Após quase quatro anos de distanciamento ideológico, Brasil e Argentina voltaram a se aproximar com a eleição do presidente Luiz Inácio Lula da Silva. E, nesta segunda-feira (23), Lula já acordou em Buenos Aires para seu primeiro encontro internacional, com Alberto Fernández, presidente argentino.
Os líderes se reunirão na Casa Rosada, palácio do governo, na capital argentina, para discutir questões da agenda bilateral e regional e acordos de cooperação em diversas áreas, como soberania energética, defesa e integração financeira.
Segundo publicação do jornal Financial Times,
Brasil e Argentina estão perto de anunciar um trabalho em conjunto para a adoção de uma
moeda única para os negócios entre os países.
A ideia não seria unificar as moedas dos países, muito menos acabar com o real e o peso argentino, mas sim implementar uma unidade monetária paralela para facilitar as transações comerciais das nações vizinhas e, consequentemente,
diminuir a dependência do dólar.
O economista Fábio Sobral, professor da Universidade Federal do Ceará (UFC), afirma que, após um período de afastamento, o movimento de reaproximação é "muito bem-vindo".
Segundo o especialista, há uma dimensão geopolítica importante em uma aliança do Brasil com a Argentina, pois juntos os países podem ajudar a fortalecer as relações da América do Sul com a China.
Ele aponta que a Argentina já tem se aproximado da China, que atualmente é seu principal parceiro comercial. Além disso, o país vizinho é candidato a aderir ao BRICS, podendo ter o apoio do Brasil. O professor lembra que, antes do conflito na Ucrânia, "a Argentina chegou a buscar a própria Rússia como um parceiro privilegiado, já que o Brasil se ausentava".
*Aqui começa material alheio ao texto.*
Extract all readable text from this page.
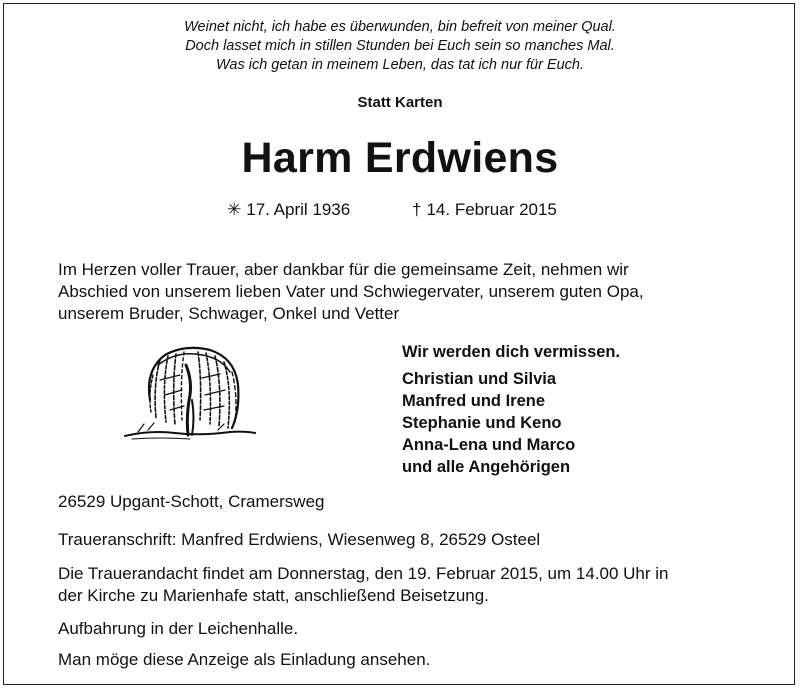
Weinet nicht, ich habe es überwunden, bin befreit von meiner Qual.
Doch lasset mich in stillen Stunden bei Euch sein so manches Mal.
Was ich getan in meinem Leben, das tat ich nur für Euch.
Statt Karten
Harm Erdwiens
✳ 17. April 1936	† 14. Februar 2015
Im Herzen voller Trauer, aber dankbar für die gemeinsame Zeit, nehmen wir
Abschied von unserem lieben Vater und Schwiegervater, unserem guten Opa,
unserem Bruder, Schwager, Onkel und Vetter
Wir werden dich vermissen.
Christian und Silvia
Manfred und Irene
Stephanie und Keno
Anna-Lena und Marco
und alle Angehörigen
26529 Upgant-Schott, Cramersweg
Traueranschrift: Manfred Erdwiens, Wiesenweg 8, 26529 Osteel
Die Trauerandacht findet am Donnerstag, den 19. Februar 2015, um 14.00 Uhr in
der Kirche zu Marienhafe statt, anschließend Beisetzung.
Aufbahrung in der Leichenhalle.
Man möge diese Anzeige als Einladung ansehen.
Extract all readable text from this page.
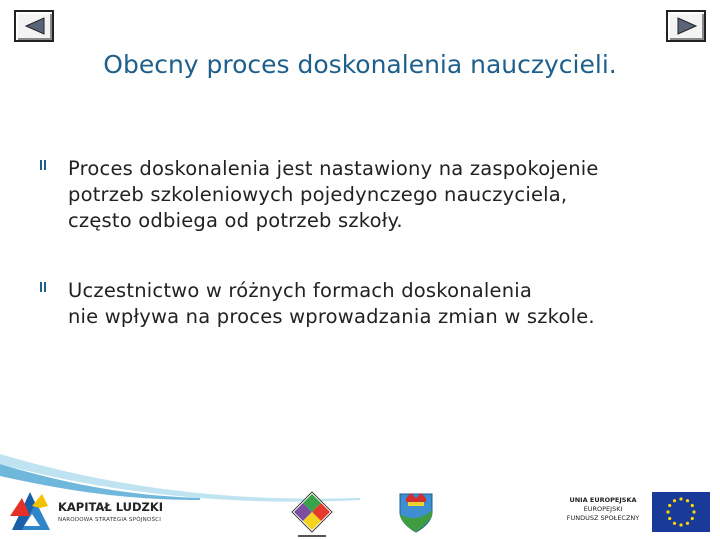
Obecny proces doskonalenia nauczycieli.
Proces doskonalenia jest nastawiony na zaspokojenie
potrzeb szkoleniowych pojedynczego nauczyciela,
często odbiega od potrzeb szkoły.
Uczestnictwo w różnych formach doskonalenia
nie wpływa na proces wprowadzania zmian w szkole.
KAPITAŁ LUDZKI
NARODOWA STRATEGIA SPÓJNOŚCI
UNIA EUROPEJSKA
EUROPEJSKI
FUNDUSZ SPOŁECZNY
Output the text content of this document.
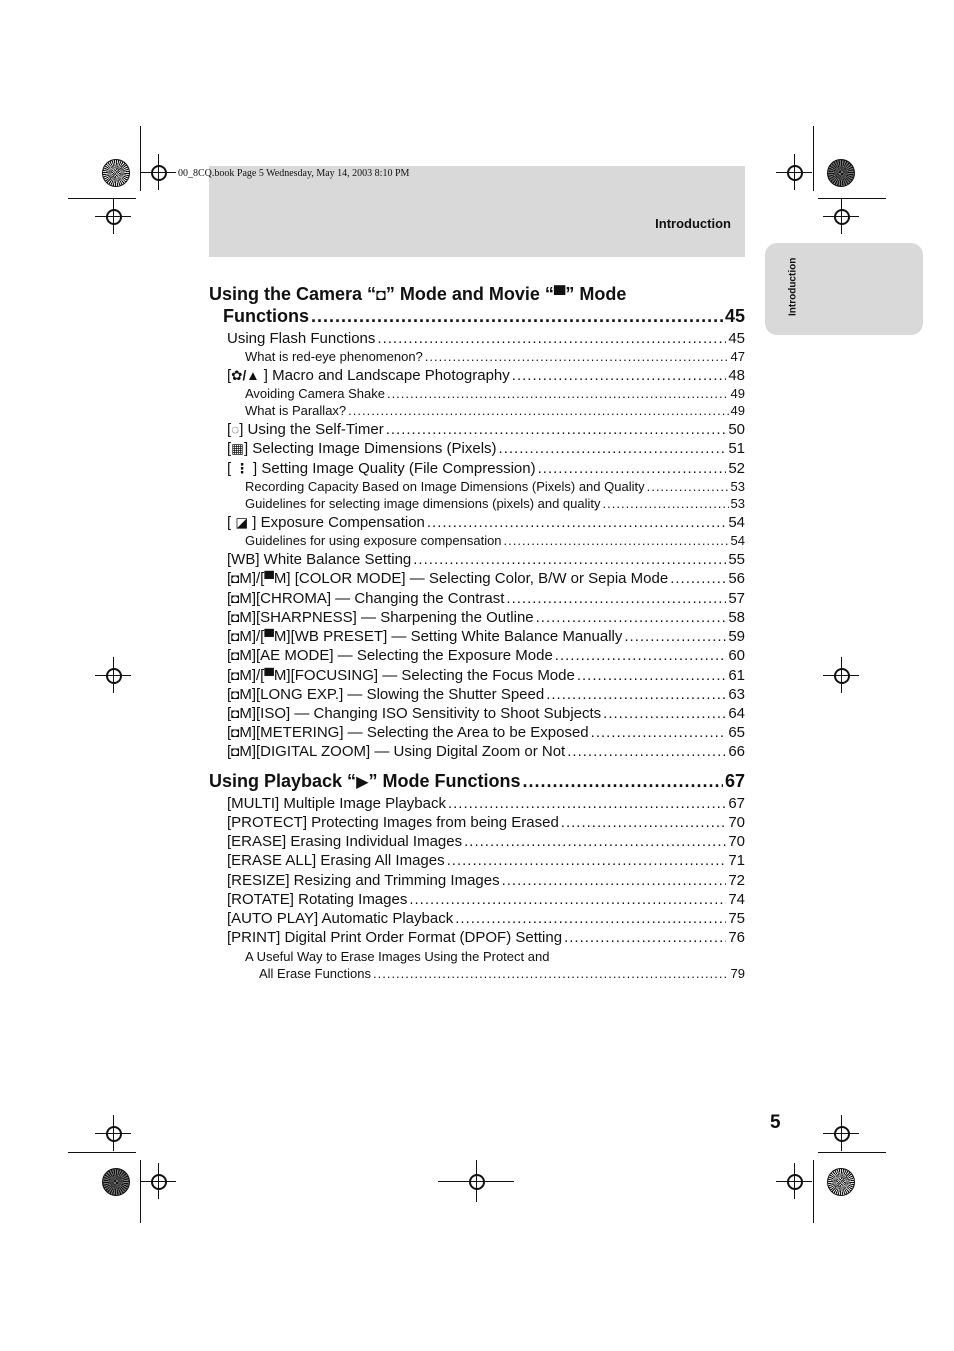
00_8CQ.book Page 5 Wednesday, May 14, 2003 8:10 PM
Introduction
Introduction
Using the Camera “◘” Mode and Movie “▀” Mode
Functions .....	45
Using Flash Functions .....	45
What is red-eye phenomenon? .....	47
[✿/▲ ] Macro and Landscape Photography .....	48
Avoiding Camera Shake .....	49
What is Parallax? .....	49
[◌] Using the Self-Timer .....	50
[▦] Selecting Image Dimensions (Pixels) .....	51
[ ⋮ ] Setting Image Quality (File Compression) .....	52
Recording Capacity Based on Image Dimensions (Pixels) and Quality .....	53
Guidelines for selecting image dimensions (pixels) and quality .....	53
[ ◪ ] Exposure Compensation .....	54
Guidelines for using exposure compensation .....	54
[WB] White Balance Setting .....	55
[◘M]/[▀M] [COLOR MODE] — Selecting Color, B/W or Sepia Mode .....	56
[◘M][CHROMA] — Changing the Contrast .....	57
[◘M][SHARPNESS] — Sharpening the Outline .....	58
[◘M]/[▀M][WB PRESET] — Setting White Balance Manually .....	59
[◘M][AE MODE] — Selecting the Exposure Mode .....	60
[◘M]/[▀M][FOCUSING] — Selecting the Focus Mode .....	61
[◘M][LONG EXP.] — Slowing the Shutter Speed .....	63
[◘M][ISO] — Changing ISO Sensitivity to Shoot Subjects .....	64
[◘M][METERING] — Selecting the Area to be Exposed .....	65
[◘M][DIGITAL ZOOM] — Using Digital Zoom or Not .....	66
Using Playback “▶” Mode Functions .....	67
[MULTI] Multiple Image Playback .....	67
[PROTECT] Protecting Images from being Erased .....	70
[ERASE] Erasing Individual Images .....	70
[ERASE ALL] Erasing All Images .....	71
[RESIZE] Resizing and Trimming Images .....	72
[ROTATE] Rotating Images .....	74
[AUTO PLAY] Automatic Playback .....	75
[PRINT] Digital Print Order Format (DPOF) Setting .....	76
A Useful Way to Erase Images Using the Protect and
All Erase Functions .....	79
5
Segundo o especialista, não faz sentido criar uma moeda comum como o euro na América do Sul. Ele explica que a moeda europeia prejudicou os países menos industrializados, favorecendo a indústria alemã e desindustrializando concorrentes.
Porém o especialista vê com bons olhos a criação de uma unidade monetária para transações financeiras. Segundo ele, o Brasil seria beneficiado na medida em que ele mesmo poderia escapar dos movimentos especulativos em torno do dólar e do real.
"Como a gente importa muitos produtos industrializados, quando a moeda brasileira se desvaloriza muito, ocorre o aumento dos preços, um processo inflacionário. Então uma moeda comercial poderia dar uma maior estabilidade e ajudar a fugir desses mercados cambiais dirigidos por megaespeculadores", apontou.
Sobral afirma ainda que a moeda facilitaria o fortalecimento e a eventual expansão do Mercosul, atraindo outros países que até hoje não haviam demonstrado interesse.
"O Brasil teria um mercado de venda de bens manufaturados. A indústria brasileira seria protegida de outros concorrentes internacionais, voltando ao papel que teve antes, de grande fornecedor do Mercosul", projeta o especialista.
Sobral também argumenta que a eventual moeda fortaleceria o continente frente a organismos internacionais do chamado Sul Global. Ele cita o
Novo Banco de Desenvolvimento (NBD), também conhecido como Banco do BRICS, como elemento-chave para fortalecer uma moeda sul-americana nas
relações comerciais com China, Rússia e Índia.
O especialista lembra que
o "petrodólar" já começou a perder espaço para o "petroyuan", da China. Recentemente o Wall Street Journal informou que a Arábia Saudita estaria
considerando começar a vender petróleo à China em yuan, em vez de dólar americano, como parte de uma tendência de se distanciar de Washington.